Mein Regenschirm hing, wo er noch nie gehangen hatte. Das Sofa war verschoben
worden, so daß ein alter Fleck auf dem Teppich zu sehen war. Und über allem ein
seltsamer Geruch: nicht nur Zigarettenrauch und Schweiß, sondern etwas
Scharfes, Durchdringendes, das ich nicht unterbringen konnte. Sie haben auf
allem ihr Zeichen hinterlassen, dachte ich: gründliche Arbeiter. Dann erinnerte
ich mich an den Ordner auf meinem Schreibtisch, den Brief, an all die Seiten
bisher. Auch das! dachte ich: Sie werden auch das durchgesehn haben!
Beschmutzte Finger, die Seiten umwenden, lieblose Augen, die über nackte Worte
gehen. »Helfen Sie mir nach oben«, sagte ich zu Vercueil.

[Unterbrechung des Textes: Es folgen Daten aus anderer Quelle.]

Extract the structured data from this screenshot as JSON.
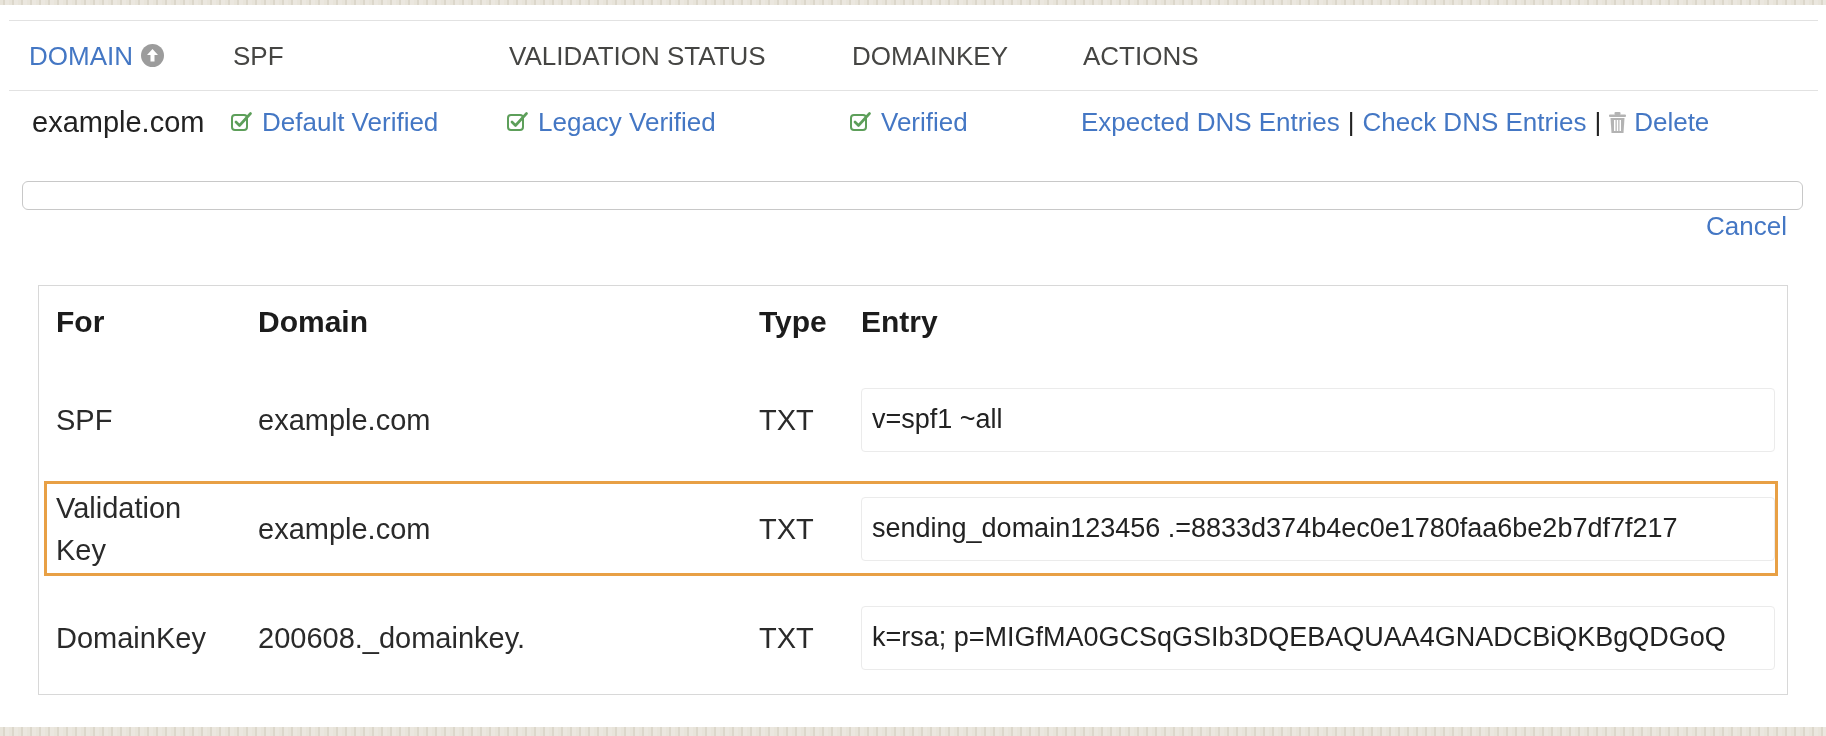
{
  "domains_table": {
    "columns": [
      {
        "label": "DOMAIN",
        "sorted": true
      },
      {
        "label": "SPF",
        "sorted": false
      },
      {
        "label": "VALIDATION STATUS",
        "sorted": false
      },
      {
        "label": "DOMAINKEY",
        "sorted": false
      },
      {
        "label": "ACTIONS",
        "sorted": false
      }
    ],
    "rows": [
      {
        "domain": "example.com",
        "spf": {
          "label": "Default Verified",
          "verified": true
        },
        "validation_status": {
          "label": "Legacy Verified",
          "verified": true
        },
        "domainkey": {
          "label": "Verified",
          "verified": true
        },
        "actions": [
          {
            "kind": "link",
            "label": "Expected DNS Entries"
          },
          {
            "kind": "separator",
            "label": "|"
          },
          {
            "kind": "link",
            "label": "Check DNS Entries"
          },
          {
            "kind": "separator",
            "label": "|"
          },
          {
            "kind": "delete",
            "label": "Delete"
          }
        ]
      }
    ]
  },
  "cancel_link": "Cancel",
  "dns_entries_table": {
    "columns": [
      "For",
      "Domain",
      "Type",
      "Entry"
    ],
    "rows": [
      {
        "for": "SPF",
        "domain": "example.com",
        "type": "TXT",
        "entry": "v=spf1 ~all",
        "highlighted": false
      },
      {
        "for": "Validation Key",
        "domain": "example.com",
        "type": "TXT",
        "entry": "sending_domain123456 .=8833d374b4ec0e1780faa6be2b7df7f217",
        "highlighted": true
      },
      {
        "for": "DomainKey",
        "domain": "200608._domainkey.",
        "type": "TXT",
        "entry": "k=rsa; p=MIGfMA0GCSqGSIb3DQEBAQUAA4GNADCBiQKBgQDGoQ",
        "highlighted": false
      }
    ]
  }
}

    Der Ordner, offen gelassen,
als ich zuletzt schrieb, war geschlossen. Das Schloß des Schrankes mit den
Ordnern war aufgebrochen. In den Bücherregalen waren Lücken.
    Die zwei
unbenutzten Zimmer waren gewaltsam aufgebrochen worden.
    Sie hatten
den Schrank durchsucht, die Kommode. Nichts war unberührt geblieben. Wie der
letzte Besuch, den die Einbrecher mir abstatteten. Die Durchsuchung lediglich
ein Vorwand. Der wahre Zweck das Berühren, das Befingern. Der Geist
niederträchtig. Wie Vergewaltigung: eine Art, eine Frau zu beschmutzen.
    Ich wandte
mich Vercueil zu, wortlos, mir war speiübel.
    »Unten ist
irgendwer«, sagte er.
    Vom Flur
aus konnten wir jemanden telefonieren hören.
    Die Stimme verstummte. Ein
junger Mann in Uniform tauchte in der Diele auf und nickte uns zu.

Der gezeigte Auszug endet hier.